La penalizzazione non riguarda le rivalutazioni dei beni materiali, nonché quelle degli intangibili con periodo di ammortamento inferiore a 18 anni (ad esempio know-how). La nuova norma “offre” alle aziende dei “rimedi”. Viene disposto, infatti, che laddove si voglia mantenere l’ammortamento fiscale in 18 anni si debba operare un versamento integrativo dell’imposta sostitutiva già versata. È facile prevedere che poche imprese seguiranno questa strada. Con questo ulteriore pagamento, infatti, il punto di pareggio tra onere per imposta sostitutiva (12%, 14%, 16%) e risparmio fiscale (27,9%) si colloca tra l’ottavo e l’undicesimo anno diventando poco appetibile. Un altro rimedio offerto passa per la possibilità di revocare gli effetti fiscali della rivalutazione o del riallineamento di questi intangibili (e dell’affrancamento delle correlate riserve, laddove effettuato), concedendo di poter richiedere, con modalità ancora da definire, il rimborso o la compensazione dell’imposta sostitutiva già versata in occasione della dichiarazione dei redditi per l’anno 2020.
I rimedi offerti non tengono conto degli effetti negativi che ne derivano. Notevoli, infatti, sono le influenze sui bilanci delle aziende e ciò sia per il caso di revoca che per il caso di mantenimento delle rivalutazioni operate. L’allungamento del tempo di ammortamento influenza, infatti, in ogni caso i bilanci delle imprese. Un primo esempio è offerto dal trattamento da riservare alle imposte anticipate (eventualmente) rilevate dalle imprese che non avrebbero più giustificazione in un recupero fiscale “allargato” a 50 anni che costituisce un orizzonte temporale troppo lungo che non consente di operare alcuna valutazione della continuità e della redditività aziendale. Anche dalla revoca della valenza fiscale della rivalutazione derivano conseguenze. Si dovrebbero, infatti, rilevare le imposte differite passive che influenzerebbero negativamente il bilancio. L’ultimo rimedio possibile poi passa per l’annullamento della rivalutazione, ma ciò determina effetti sulla patrimonializzazione delle aziende. Tutti questi aspetti rimangono senza disciplina e ciò espone i bilanci per il 2021 a incertezze rilevanti.
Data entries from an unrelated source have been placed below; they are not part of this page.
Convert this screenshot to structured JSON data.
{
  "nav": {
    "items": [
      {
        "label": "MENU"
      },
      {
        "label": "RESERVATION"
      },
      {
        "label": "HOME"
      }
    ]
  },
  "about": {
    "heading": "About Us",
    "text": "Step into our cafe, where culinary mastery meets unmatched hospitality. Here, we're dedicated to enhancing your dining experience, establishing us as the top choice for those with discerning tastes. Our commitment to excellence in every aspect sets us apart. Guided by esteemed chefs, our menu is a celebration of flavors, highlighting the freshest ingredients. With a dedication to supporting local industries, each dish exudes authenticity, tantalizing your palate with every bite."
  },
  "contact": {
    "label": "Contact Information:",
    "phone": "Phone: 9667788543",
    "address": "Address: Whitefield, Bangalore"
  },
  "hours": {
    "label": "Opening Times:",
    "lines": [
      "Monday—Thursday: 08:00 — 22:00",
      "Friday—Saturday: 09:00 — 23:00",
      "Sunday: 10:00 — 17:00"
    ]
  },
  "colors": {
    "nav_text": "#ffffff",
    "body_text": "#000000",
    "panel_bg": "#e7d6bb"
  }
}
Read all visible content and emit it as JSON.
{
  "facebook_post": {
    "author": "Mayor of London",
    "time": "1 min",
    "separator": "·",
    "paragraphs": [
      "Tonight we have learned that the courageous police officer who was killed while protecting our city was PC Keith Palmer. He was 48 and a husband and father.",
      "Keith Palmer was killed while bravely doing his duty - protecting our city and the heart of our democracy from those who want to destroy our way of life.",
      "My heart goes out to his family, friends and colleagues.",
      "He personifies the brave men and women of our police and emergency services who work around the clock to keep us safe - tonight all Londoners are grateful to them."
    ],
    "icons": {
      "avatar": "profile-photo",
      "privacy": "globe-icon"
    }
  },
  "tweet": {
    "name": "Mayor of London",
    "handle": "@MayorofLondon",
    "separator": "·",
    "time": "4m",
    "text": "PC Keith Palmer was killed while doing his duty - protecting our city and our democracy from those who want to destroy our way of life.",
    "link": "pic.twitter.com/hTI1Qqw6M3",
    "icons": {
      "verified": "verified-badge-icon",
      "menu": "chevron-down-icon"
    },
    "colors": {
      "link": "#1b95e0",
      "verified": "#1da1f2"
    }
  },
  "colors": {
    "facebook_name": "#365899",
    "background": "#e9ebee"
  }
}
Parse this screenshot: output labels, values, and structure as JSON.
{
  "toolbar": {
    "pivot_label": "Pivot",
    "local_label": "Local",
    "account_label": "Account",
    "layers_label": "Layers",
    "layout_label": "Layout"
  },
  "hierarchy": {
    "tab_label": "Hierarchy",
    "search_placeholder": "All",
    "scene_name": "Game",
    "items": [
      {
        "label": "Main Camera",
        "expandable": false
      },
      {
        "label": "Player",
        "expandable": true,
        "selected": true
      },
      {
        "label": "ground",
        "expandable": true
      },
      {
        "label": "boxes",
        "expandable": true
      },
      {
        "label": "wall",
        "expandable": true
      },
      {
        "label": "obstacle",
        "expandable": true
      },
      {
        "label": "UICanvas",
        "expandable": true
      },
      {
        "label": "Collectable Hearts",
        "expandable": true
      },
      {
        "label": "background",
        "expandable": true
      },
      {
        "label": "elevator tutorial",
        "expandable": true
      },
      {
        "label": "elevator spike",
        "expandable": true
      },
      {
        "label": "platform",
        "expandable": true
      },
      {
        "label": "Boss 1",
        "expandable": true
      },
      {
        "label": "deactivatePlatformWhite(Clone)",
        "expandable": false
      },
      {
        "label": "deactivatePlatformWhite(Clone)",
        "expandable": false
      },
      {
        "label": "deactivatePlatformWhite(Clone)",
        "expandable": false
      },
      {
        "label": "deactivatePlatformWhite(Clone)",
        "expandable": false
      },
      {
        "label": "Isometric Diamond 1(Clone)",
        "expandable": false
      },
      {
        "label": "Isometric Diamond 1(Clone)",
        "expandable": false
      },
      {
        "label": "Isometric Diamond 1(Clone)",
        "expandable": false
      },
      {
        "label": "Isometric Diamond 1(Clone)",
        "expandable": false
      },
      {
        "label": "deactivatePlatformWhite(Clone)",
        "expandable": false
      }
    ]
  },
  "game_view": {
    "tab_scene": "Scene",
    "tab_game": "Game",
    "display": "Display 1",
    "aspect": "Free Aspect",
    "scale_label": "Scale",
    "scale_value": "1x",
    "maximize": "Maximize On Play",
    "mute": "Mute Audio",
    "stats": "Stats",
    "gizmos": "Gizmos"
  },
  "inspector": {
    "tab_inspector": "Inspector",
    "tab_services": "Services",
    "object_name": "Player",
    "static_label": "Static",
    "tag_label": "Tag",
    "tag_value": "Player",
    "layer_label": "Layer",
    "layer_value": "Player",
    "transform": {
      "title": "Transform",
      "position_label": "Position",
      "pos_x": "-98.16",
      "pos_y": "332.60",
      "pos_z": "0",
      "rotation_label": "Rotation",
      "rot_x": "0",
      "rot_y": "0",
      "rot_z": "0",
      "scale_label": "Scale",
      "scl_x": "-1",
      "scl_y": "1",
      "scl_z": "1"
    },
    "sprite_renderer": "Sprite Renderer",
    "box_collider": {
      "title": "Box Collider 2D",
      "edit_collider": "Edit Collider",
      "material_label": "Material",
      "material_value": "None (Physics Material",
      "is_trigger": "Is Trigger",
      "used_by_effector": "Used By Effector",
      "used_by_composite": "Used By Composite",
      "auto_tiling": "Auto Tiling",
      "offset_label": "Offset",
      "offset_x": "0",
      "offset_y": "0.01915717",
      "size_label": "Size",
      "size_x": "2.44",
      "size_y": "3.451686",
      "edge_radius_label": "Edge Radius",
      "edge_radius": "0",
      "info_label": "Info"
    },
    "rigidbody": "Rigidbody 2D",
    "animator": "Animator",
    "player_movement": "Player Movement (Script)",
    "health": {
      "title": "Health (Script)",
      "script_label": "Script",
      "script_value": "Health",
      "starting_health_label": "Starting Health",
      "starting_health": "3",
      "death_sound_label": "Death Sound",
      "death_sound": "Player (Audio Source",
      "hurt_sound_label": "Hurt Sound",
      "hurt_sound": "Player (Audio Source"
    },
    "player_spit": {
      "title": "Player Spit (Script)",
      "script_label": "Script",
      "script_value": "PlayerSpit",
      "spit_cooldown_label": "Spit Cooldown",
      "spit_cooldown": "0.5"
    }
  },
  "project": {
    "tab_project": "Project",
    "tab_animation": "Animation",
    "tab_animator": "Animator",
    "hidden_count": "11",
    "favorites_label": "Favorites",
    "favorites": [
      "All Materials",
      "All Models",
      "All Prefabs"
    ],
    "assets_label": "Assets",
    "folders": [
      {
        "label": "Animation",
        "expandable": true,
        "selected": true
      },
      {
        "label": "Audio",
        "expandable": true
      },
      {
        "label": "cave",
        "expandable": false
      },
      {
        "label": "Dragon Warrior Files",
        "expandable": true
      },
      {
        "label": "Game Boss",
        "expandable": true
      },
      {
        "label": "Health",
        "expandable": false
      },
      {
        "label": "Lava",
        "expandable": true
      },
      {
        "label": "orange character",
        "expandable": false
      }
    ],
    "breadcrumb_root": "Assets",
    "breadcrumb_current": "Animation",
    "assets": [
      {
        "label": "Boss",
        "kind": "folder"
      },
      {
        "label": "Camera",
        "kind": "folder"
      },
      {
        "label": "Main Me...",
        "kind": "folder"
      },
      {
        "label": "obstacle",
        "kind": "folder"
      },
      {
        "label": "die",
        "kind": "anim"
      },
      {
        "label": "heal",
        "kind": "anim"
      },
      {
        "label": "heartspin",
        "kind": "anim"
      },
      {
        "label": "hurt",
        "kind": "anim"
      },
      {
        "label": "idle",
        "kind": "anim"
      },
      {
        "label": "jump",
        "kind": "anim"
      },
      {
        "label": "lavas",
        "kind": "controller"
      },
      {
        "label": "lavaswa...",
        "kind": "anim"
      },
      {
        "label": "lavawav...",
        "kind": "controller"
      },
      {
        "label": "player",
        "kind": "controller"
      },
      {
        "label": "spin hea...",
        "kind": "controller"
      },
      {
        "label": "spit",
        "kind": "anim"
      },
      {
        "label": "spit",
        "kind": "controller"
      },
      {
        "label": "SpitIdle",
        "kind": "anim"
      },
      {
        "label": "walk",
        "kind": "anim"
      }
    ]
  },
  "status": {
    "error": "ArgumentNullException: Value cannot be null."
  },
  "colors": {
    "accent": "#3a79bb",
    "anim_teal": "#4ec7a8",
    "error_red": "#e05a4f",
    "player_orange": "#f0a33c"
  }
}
L’aspetto più sorprendente della manovra è senza dubbio la mancanza di ogni previsione di proroga dei provvedimenti introdotti dal decreto liquidità ovvero dei finanziamenti bancari che godono delle garanzie statali. Se alle considerazioni fatte si aggiunge la previsione di consentire di non operare gli ammortamenti nei bilanci 2021, riservata solo a coloro che ne hanno usufruito nel 2020, ne consegue che nella manovra manca una politica di sostegno alle aziende sane ma deboli. Un provvedimento senza dubbio auspicabile per il prossimo futuro dovrebbe favorire la ricapitalizzazione delle aziende. Dovrebbe essere introdotto un provvedimento simile a quello che fu previsto con l’art. 26 del Decreto rilancio, ma con meno ideologia e meno generosità.